A Unique Definition of “Interfaith”

Legal Planet: Environmental Law and Policy 2013-04-08

Today in the mail appears an interesting program from the Wallage Stegner Center of the University of Utah S.J. Quinney College of Law: this coming Friday and Saturday, the Center will host “Religion, Faith, and the Environment” with lots of important guest speakers.  Good on them.

What are we?  Chopped liver?

What are we?
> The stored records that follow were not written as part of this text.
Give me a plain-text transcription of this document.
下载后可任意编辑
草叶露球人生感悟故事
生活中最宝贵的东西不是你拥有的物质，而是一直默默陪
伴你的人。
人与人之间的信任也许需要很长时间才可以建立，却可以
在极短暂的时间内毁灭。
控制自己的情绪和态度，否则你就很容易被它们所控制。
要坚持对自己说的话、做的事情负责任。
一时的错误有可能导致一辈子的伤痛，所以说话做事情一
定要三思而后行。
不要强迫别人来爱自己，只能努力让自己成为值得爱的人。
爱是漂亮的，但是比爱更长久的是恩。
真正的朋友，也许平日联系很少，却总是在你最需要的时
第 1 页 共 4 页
Chopped liver?

But then when I looked at the program, something strange popped out at me.  The initial panel of the program goes from 8:15 to 11:45 (with a break), and concerns “Ecological Protection, Environmental Degradation — Perspectives of Faith”.  It comprises representatives of:

Christianity

Buddhism

Hinduism

Islam

Mormonism

Common Q & A

…and topped off by a Native American Blessing.  Well, that’s just terrific, nicely ecumenical, and — hey, wait a minute! Someone’s missing here!

Conferences always have to make choices, and three and a half hours for one topic is a long time.  But it’s a two-day conference: they’ve got time.  And yes, Rabbi Jamie Korngold is on one of the other panels, but presumably we don’t want one person representing the entirety of a faith.

Of course, maybe you do.  I suppose you could argue that if you are trying to do develop a political movement, other religions are more important than the original People of the Book.  There aren’t many of us, after all, as revealed in an exchange I had with my wife (who is not Jewish) a couple of years ago.  I mentioned that the Holocaust wiped out one-third of world Jewry.  She quickly did the numbers.

She:  Wait, so how many Jews are there worldwide?

Me: About 13 million.

She:  (Pauses).  That’s not very many at all!

Me: No.

She: So how come everyone I know is Jewish?

And one could answer the question by saying, because: 1) you live in an urban area in the United States; and 2) you have spent a lot of time at universities.  But of course the second answer makes it even stranger: lots of Jewish academics around, and the study of Jewish law has become something of a cottage industry in American law schools, especially since Robert Cover’s celebrated 1982 Harvard Law Review Foreword.

So it’s still something of a mystery to me why the Stegner Center decided to keep Judaism’s role in the discussion so muted.  I don’t think it’s prejudice.  It just seems strange: you have a religion conference at a law school, and the Jews are in the background.  Who knew?